Non-small Cell Lung Cancer, Lung Cancer, Metastatic Lung Cancer

Status
Terminated
Phase
Phase 2
Locations
United States
Study Type
Interventional
Intervention
nivolumab and ablation
Sponsored by
howard safran
About
Eligibility
Locations
Arms
Outcomes
Full info

About this trial

This is an interventional treatment trial for Non-small Cell Lung Cancer

Eligibility Criteria

18 Years - undefined (Adult, Older Adult)All SexesDoes not accept healthy volunteers

Inclusion Criteria:

  • Pathologically or cytologically confirmed NSCLC
  • Stage IIIB or stage IV.
  • Patient to meet either criterion A or B:

A) Progression after at least 1 line of systemic treatment (IV or oral) for metastatic or locally advanced disease. Must provide documentation systemic treatment was for either locally advanced or metastatic and also scan or assessment to show progression. Radiation does not count as 1 line.

B) Patients progressing within 6 months of completion of neoadjuvant or adjuvant chemotherapy are also eligible without having treatment for metastatic disease (for example patient with stage I disease undergoes resection, receives systemic chemotherapy and then progresses to the liver (now stage IV) within 6 months of chemotherapy). Radiation does not count as 1 line.

  • Ablation for advanced lung cancer is being considered by the treating physician for treatment or prevention of symptoms such as pain, bleeding or obstruction- Documentation is required in writing by MD for this criterion.
  • At least 1 site of measurable disease that will not be treated with ablation.

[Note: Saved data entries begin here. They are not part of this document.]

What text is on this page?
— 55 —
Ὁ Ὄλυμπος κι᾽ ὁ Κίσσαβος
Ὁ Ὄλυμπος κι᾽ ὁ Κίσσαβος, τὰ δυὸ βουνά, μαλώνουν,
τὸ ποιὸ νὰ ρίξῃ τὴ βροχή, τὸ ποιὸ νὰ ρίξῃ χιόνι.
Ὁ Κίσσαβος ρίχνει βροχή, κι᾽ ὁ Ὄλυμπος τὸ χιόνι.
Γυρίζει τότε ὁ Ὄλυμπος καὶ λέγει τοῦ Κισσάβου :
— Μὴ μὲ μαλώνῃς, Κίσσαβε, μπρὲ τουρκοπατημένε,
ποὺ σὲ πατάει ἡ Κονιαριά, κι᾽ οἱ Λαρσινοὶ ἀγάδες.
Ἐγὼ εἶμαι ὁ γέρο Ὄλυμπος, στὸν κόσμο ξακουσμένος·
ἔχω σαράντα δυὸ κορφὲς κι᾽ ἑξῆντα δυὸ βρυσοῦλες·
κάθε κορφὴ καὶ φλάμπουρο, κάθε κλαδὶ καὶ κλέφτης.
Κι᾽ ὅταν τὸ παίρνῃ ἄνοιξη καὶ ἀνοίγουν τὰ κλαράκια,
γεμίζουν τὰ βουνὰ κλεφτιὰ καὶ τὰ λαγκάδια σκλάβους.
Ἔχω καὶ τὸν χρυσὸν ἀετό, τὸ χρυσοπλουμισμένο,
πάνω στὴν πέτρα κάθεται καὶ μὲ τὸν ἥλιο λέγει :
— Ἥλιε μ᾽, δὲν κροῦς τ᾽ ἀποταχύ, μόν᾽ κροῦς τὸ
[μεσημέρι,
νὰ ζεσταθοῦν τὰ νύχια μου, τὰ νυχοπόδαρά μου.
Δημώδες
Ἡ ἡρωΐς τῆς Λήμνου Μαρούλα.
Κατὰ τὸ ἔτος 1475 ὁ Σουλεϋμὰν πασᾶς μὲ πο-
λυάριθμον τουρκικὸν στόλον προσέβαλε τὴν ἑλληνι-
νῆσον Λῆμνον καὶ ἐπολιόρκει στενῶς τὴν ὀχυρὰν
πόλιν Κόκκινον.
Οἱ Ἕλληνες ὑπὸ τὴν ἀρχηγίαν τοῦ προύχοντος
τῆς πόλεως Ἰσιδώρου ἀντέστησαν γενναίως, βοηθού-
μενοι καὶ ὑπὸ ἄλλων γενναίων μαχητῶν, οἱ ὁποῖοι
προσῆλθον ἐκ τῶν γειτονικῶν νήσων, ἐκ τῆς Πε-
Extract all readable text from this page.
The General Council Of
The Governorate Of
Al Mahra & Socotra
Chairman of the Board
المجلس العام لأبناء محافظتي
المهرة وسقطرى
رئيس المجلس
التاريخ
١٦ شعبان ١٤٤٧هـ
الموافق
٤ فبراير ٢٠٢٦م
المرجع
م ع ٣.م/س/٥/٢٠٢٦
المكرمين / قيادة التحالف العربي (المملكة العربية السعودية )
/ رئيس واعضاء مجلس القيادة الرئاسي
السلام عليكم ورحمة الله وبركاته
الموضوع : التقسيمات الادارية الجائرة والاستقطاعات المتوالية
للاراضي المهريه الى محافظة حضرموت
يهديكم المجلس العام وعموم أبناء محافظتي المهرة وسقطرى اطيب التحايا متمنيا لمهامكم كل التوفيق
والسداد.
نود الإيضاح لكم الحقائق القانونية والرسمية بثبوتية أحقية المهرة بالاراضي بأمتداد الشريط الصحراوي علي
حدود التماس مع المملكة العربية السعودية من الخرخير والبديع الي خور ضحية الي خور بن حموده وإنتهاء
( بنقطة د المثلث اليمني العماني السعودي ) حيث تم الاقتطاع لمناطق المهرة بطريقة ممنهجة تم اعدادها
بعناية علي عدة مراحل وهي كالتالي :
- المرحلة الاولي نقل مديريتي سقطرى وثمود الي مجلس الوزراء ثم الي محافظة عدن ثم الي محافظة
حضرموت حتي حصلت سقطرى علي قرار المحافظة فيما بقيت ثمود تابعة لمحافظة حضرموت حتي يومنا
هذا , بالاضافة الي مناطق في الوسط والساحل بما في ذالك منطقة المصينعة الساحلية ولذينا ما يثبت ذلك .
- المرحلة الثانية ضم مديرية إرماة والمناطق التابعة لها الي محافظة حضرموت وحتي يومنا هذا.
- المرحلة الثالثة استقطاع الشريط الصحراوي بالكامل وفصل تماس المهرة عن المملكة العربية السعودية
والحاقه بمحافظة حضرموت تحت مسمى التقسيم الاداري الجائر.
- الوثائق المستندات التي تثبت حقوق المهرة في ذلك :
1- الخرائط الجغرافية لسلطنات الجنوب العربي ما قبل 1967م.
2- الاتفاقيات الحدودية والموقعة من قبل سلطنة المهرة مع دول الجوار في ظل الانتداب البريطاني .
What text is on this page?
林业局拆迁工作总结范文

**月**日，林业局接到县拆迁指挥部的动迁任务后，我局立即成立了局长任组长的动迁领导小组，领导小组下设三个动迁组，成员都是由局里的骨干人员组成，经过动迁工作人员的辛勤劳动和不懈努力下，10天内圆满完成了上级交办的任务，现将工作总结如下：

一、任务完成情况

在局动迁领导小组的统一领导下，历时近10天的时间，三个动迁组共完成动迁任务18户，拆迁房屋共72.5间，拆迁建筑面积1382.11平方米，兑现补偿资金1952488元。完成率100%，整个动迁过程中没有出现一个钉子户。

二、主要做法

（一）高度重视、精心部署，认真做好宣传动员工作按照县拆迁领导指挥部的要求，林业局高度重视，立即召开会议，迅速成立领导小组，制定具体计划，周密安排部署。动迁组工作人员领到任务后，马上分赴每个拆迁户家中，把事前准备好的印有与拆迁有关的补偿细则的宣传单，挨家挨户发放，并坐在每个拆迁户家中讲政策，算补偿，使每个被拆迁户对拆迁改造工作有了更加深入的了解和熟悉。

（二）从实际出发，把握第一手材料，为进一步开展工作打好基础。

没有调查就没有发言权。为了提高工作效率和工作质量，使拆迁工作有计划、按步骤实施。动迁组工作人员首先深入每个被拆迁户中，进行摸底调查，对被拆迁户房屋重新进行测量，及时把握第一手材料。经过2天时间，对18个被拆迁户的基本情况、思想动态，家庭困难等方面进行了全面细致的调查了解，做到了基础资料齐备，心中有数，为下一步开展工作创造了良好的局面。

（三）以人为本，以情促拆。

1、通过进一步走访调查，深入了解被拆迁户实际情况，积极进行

Sites to send confirmation on which lesion of measurable disease will not be ablated for tracking of response.
  • At least 3 weeks since prior chemotherapy and radiation therapy
  • No brain metastases except for patients whose metastases have been removed by surgical resection or have had stereotactic radiation or gamma knife with no evidence of active disease on MRI within 28 days of starting treatment.
  • Eastern Cooperative Oncology Group (ECOG) Performance Status of 0-2.
  • Life expectancy of at least 12 weeks.
  • Required entry laboratory parameters within 14 days of study entry: Granulocytes ≥ 1000/µl; platelet count ≥75,000/µl; absolute lymphocyte count ≥ 500/ µl; Creatinine ≤ 1.5x upper limit normal mg/dl; Bilirubin < 1.5x upper limit normal; AST ≤ 3 x upper limit of normal.
  • Age > 18 years
  • Men and women of childbearing potential enrolled in this study must agree to use adequate barrier birth control measures during the course of the study and up to 2 months after.
  • Written informed consent.

Exclusion Criteria:

  • Patients with a history of clinically significant chronic autoimmune disease
  • Prior therapy with antibodies that modulate T-cell function defined as anti-CTLA-4, anti-PD-1, and anti-PD-L1
  • Conditions currently requiring immunosuppressive medications
  • Known history of HIV or hepatitis B or C
  • Bleeding diathesis or coagulopathy that in the investigators opinion would prevent ablation from being safely performed.
  • Patients with unstable angina (anginal symptoms at rest) or new-onset angina (began within the last 3 months) or myocardial infarction within the past 6 months.
  • History of organ allograft even if not taking immunosuppressive medications
  • Pregnant or breast-feeding.

Sites / Locations

  • Rhode Island Hospital
  • The Miriam Hospital

Arms of the Study

Arm 1

Arm Type

Experimental

Arm Label

Nivolumab with ablation

Arm Description

3mg/kg IV over 60 minutes on Day 1 +/- 3 days every 2 weeks until progression for a maximum of 2 years. Either cryoablation or thermal ablation may be performed as per standard institutional policies. As of amendment # 7 submitted to sites November 17, 2017, the dosing for Nivolumab per the FDA guidance was amended to a flat dose of 240mg IV Q2 weeks. As of amendment #8 sent to sites February 22, 2017 the dose of Nivolumab was updated to 3 mg/kg with a maximum dose of 240 mg for patients with weights that would correlate to exceed that dose instead of a flat dose secondary to the standard institutional practice and the FDA guidance .

Outcomes

Primary Outcome Measures

Response Rate of the Combination of Ablation and the PD-1 Inhibitor Nivolumab for Patients With Non-small Cell Lung Cancer (NSCLC) Who Have Progressed Following at Least 1 Prior Chemotherapy Regimen for Metastatic or Locally Advanced Disease.
Assessment of tumor response by scan 12 weeks post the first dose of Nivolumab and approximately every 12 weeks after. Post progression by RECIST a 1 month confirmatory scan will be done and that will be the indicator of Progression.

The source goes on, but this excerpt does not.